It has been some time since I have thought about proofs. I was hoping someone could help me check my logic. Here is a question I am trying to solve:
Consider a simple two-layer, single-hidden-node network with identify activation, $f(x) = w_2 w_1 x$. For a training set $\{(x_i, y_i)\}_{i=1, \ldots, N}$. Let's take the mean squared loss and setup
$$L(w_1, w_2) = \dfrac{1}{N}\sum_{i=1}^N (y_i - f(x_i))^2$$
Prove $L$ is non-convex through contradiction. I am given for any $(w_1, w_2)$, $L(w_1, w_2) = L(-w_1, -w_2)$. Also, if a particular pair $(w_1^*, w_2^*)$ is a global minimizer of $L$, what can we say about $(0, 0)$.
Attempt @ Solution
Suppose $L$ is a convex function and let $\textbf{w}^* = (w_1^*, w_2^*)$ be a global minimizer of the function. Then by definition for all $0 \leq t \leq 1$ and for all $w_1, w_2$ we have
$$L(tw_1 + (1-t)w_2) < tL(w_1) + (1 - t)L(w_2)$$
This condition requires that the straight line between any pair of points on the curve of $L$ be above or just meets the graph at the global minimum. Also, $L(\textbf{w}^*) < L(\textbf{w})$ for all $\textbf{w}$ because it is a global minimizer.
$$ L(0, 0) = L(w_1^*, w_2^*) - L(-w_1^*, -w_2^*), $$ which implies that the point $(0, 0)$ lies on the segment connecting these two points which is a contradiction to $L$ being convex.

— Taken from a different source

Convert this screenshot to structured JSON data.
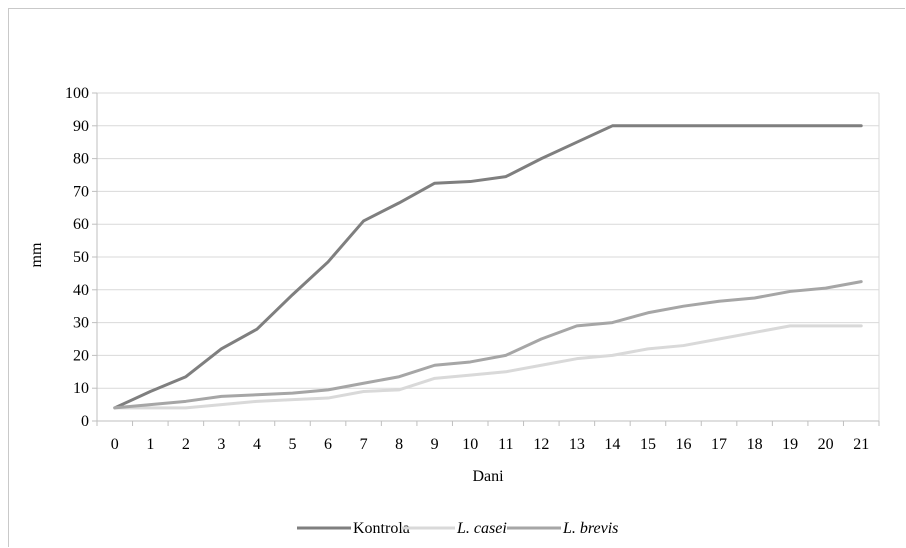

Also, $L$ being convex would mean $(w_1^*, w_2^*) = (0, 0)$ which would be a zero weight neural network and would never learn anything.
Thank you in advance for any insights!
$\def\T{^\mathrm{T}}\def\paren#1{\left(#1\right)}$The major issue in your attempt is conflating the two parts of the question, i.e. disproving convexity and studying $L(0, 0)$. Apart from this, there are a few minor issues:
Part 1
The deduction below omits the factor $\dfrac{1}{N}$ in front of $L$. Suppose $L$ is convex, then for any $w_1$ and $w_2$,$$ L(w_1, w_2) = \frac{1}{2} (L(w_1, w_2) + L(-w_1, -w_2)) \geqslant L(0, 0), $$ i.e.$$ \sum_{k = 1}^n (y_k - w_1 w_2 x_k)^2 \geqslant \sum_{k = 1}^n y_k^2. $$
Case 1: $\sum\limits_{k = 1}^n x_k y_k \neq 0$. Choose $w_1 = \dfrac{\sum\limits_{k = 1}^n x_k y_k}{2\sum\limits_{k = 1}^n x_k^2}$ and $w_2 = 1$, then$$ w_1^2 w_2^2 \sum_{k = 1}^n x_k^2 < 2w_1 w_2 \sum_{k = 1}^n x_k y_k \implies \sum_{k = 1}^n (y_k - w_1 w_2 x_k)^2 < \sum_{k = 1}^n y_k^2, $$ a contradiction.
Case 2: $\sum\limits_{k = 1}^n x_k y_k = 0$. In this case, $L(w_1, w_2) = w_1^2 w_2^2 \sum\limits_{k = 1}^n x_k^2 + \sum\limits_{k = 1}^n y_k^2$. For any $w_1, w_2 \neq 0$,$$ L(w_1, w_2) + L(2w_1, 0) \geqslant 2L\left( \frac{3}{2} w_1, \frac{1}{2} w_2 \right), $$ i.e.$$ w_1^2 w_2^2 \sum_{k = 1}^n x_k^2 + 2\sum_{k = 1}^n y_k^2 \geqslant \frac{9}{8} w_1^2 w_2^2 \sum_{k = 1}^n x_k^2 + 2\sum_{k = 1}^n y_k^2, $$ which implies $\sum\limits_{k = 1}^n x_k^2 = 0$, a contradiction.
Part 2
In fact, since$$ L(w_1, w_2) = (w_1 w_2)^2 \sum_{k = 1}^n x_k^2 - 2w_1 w_2 \sum_{k = 1}^n x_k y_k + \sum_{k = 1}^n y_k^2, $$ if $\sum\limits_{k = 1}^n x_k y_k \neq 0$, then the global minimizers of $L$ lie on the hyperbola $w_1 w_2 = \dfrac{\sum\limits_{k = 1}^n x_k y_k}{\sum\limits_{k = 1}^n x_k^2}$, otherwise they lie on the $w_1$- and $w_2$-axes. Therefore, if $w^*_1 = 0$ or $w^*_2 = 0$, then $(0, 0)$ is also a global minimizer, otherwise it is not one.